The president of the African Development Bank Group, Akinwumi Adesina, has reiterated his warning that the introduction of a carbon border tax by the European Union could push Africa back into exporting raw commodities and undermine its industrialisation gains
The European Union recently launched the initial phase of a Europe-wide carbon tax on imported goods as part of its climate change reduction measures. Adesina said this could penalise African countries.
“African companies that are making cement, steel, aluminium, fertilisers and trying to export to Europe are going to be charged a border tax of 80 euros per tonne. That is very expensive, and all that is going to do is that countries in Africa that already suffer from tariff escalation when they add value to what they produce, now you are forcing them down the value chain,” Adesina said.
Adesina spoke during a high-level panel session at the recent Doha Forum on 'Decoding the Debt Dilemma - Unveiling Multilateral Solutions'. Other speakers were Qatar’s Minister of Finance Ali bin Ahmed Al Kuwari and Børge Brende, president of the World Economic Forum. CNBC anchor and correspondent Dan Murphy moderated the session.

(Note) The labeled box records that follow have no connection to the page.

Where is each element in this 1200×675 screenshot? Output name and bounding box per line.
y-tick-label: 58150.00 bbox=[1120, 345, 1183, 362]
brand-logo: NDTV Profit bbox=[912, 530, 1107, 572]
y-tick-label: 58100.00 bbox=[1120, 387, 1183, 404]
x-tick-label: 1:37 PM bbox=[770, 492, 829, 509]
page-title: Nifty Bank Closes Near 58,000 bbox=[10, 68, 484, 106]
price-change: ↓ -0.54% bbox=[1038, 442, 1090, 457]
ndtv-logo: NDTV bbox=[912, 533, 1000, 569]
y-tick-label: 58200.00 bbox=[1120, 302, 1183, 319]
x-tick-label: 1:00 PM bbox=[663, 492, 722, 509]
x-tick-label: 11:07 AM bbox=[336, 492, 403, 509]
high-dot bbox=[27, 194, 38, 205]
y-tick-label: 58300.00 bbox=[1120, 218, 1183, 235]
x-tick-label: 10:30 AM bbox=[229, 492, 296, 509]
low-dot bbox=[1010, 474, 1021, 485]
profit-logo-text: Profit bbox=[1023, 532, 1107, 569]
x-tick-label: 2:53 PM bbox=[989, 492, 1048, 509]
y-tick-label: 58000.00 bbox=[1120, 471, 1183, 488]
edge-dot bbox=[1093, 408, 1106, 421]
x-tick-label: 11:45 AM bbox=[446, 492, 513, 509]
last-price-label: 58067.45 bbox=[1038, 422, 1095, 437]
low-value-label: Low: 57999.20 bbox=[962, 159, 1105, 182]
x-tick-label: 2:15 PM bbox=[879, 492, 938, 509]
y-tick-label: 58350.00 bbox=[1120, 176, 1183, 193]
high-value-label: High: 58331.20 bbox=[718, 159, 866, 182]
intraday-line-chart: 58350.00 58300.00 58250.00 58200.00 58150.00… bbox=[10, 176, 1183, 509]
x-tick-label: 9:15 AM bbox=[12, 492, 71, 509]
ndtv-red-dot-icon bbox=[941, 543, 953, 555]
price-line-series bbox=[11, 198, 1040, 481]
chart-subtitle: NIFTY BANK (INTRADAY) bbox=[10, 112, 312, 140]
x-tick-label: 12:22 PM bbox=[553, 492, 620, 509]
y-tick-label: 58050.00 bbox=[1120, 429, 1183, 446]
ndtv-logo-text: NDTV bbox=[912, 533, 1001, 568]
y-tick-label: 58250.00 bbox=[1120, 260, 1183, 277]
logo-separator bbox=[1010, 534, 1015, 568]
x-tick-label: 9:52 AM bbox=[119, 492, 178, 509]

“Africa is going to lose US$25bin annually,” Adesina said. “Africa deserves a carve-out on that [taxation] because we are financing Africa’s transition. You cannot industrialise just by renewables; you need a balanced energy mix that allows you to use your natural gas to be able to industrialise.”
He described natural gas as an essential resource for Africa that should not be restricted in foreign trade.
“Just trade is what we need, but give us just trade for a just energy transition,” Adesina added. “Africa should not be penalised.”
He noted that by introducing general punitive measures that also affect developing countries, developed countries are 'shifting the goal post' in the differentiated responsibility within the Paris Agreement by forcing developing countries to attain net-zero carbon emissions much earlier than stipulated.